Pineapple Thai is an energizing sativa with unknown Thai genetics. This Thai cannabis strain can range in THC potency from 17% to over 20% but is tempered by a CBD content of around 5%. The Pineapple Thai strain offers users a long-lasting high that is energizing, motivational, and uplifting. It is also prized among medical cannabis users for non-sedative pain relief. As you would expect, Pineapple Thai has pleasant flavors of tropical fruit with hints of nuts and spice. Its dominant terpenes are myrcene, caryophyllene, and ocimene.

Final Thoughts on Thai Landrace Strains

Thai cannabis landrace strains have been spread far and wide to give rise to many highly acclaimed cannabis strains. These original sativas have a long history of traditional use but their lineage has been threatened by non-native cannabis genetics.
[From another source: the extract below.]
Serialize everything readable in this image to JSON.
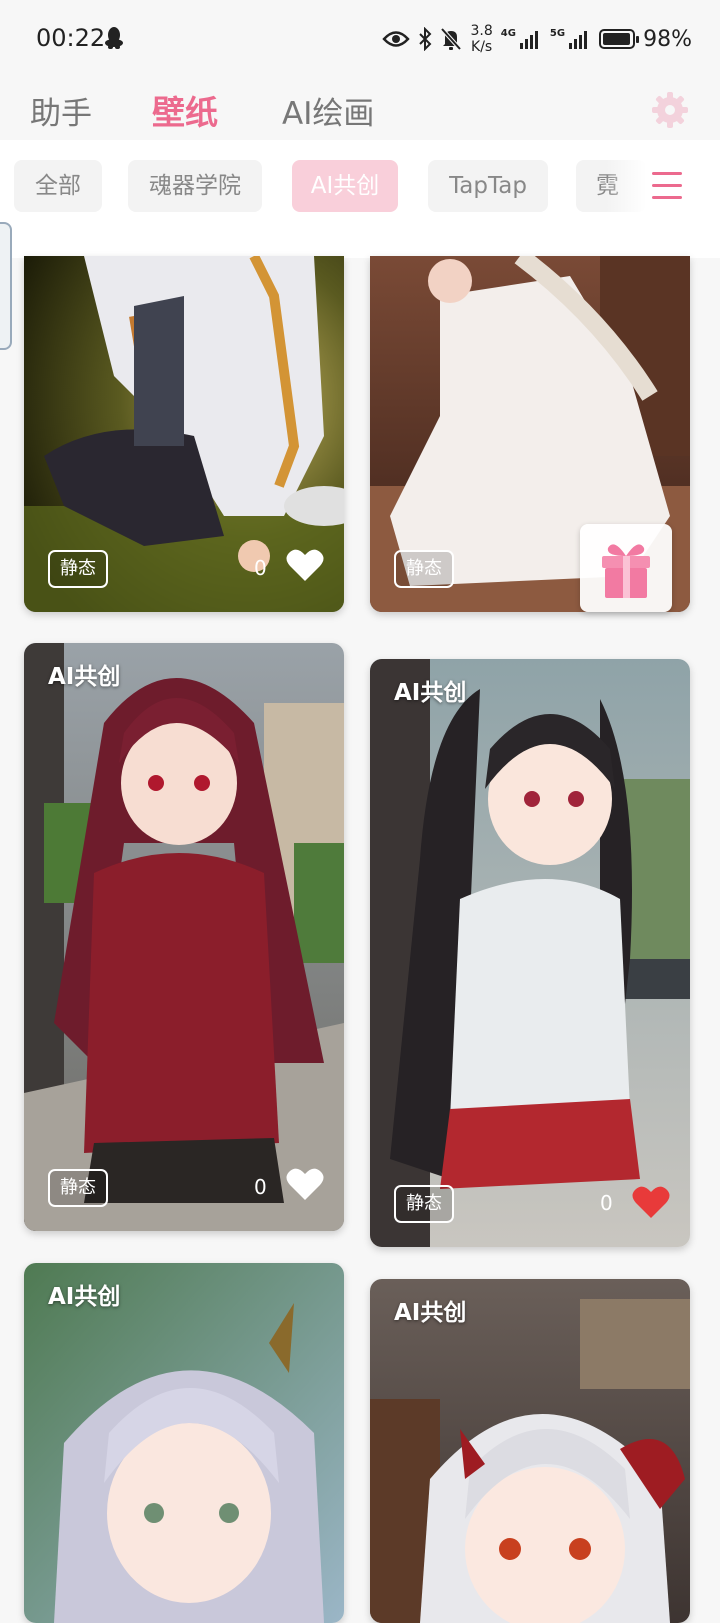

While the legalization of cannabis in Thailand has restored respect to Thai landrace strains, it also brings the threat of further endangerment to native landraces as modern genetics escape domestic cultivation.


  1. Aroonsrimorakot, S., Laiphrakpam, M., & Metadilogkul, O. (2019). Social, religious, recreational and medicinal usage of cannabis in India and Thailand. Interdisciplinary research review, 14(4), 43-50.

  1. Clarke, R. C., & Merlin, M. D. (2016). Cannabis domestication, breeding history, present-day genetic diversity, and future prospects. Critical reviews in plant sciences, 35(5-6), 293-327.

  1. McPartland, J. M., & Small, E. (2020). A classification of endangered high-THC cannabis (Cannabis sativa subsp. indica) domesticates and their wild relatives. PhytoKeys, 144, 81.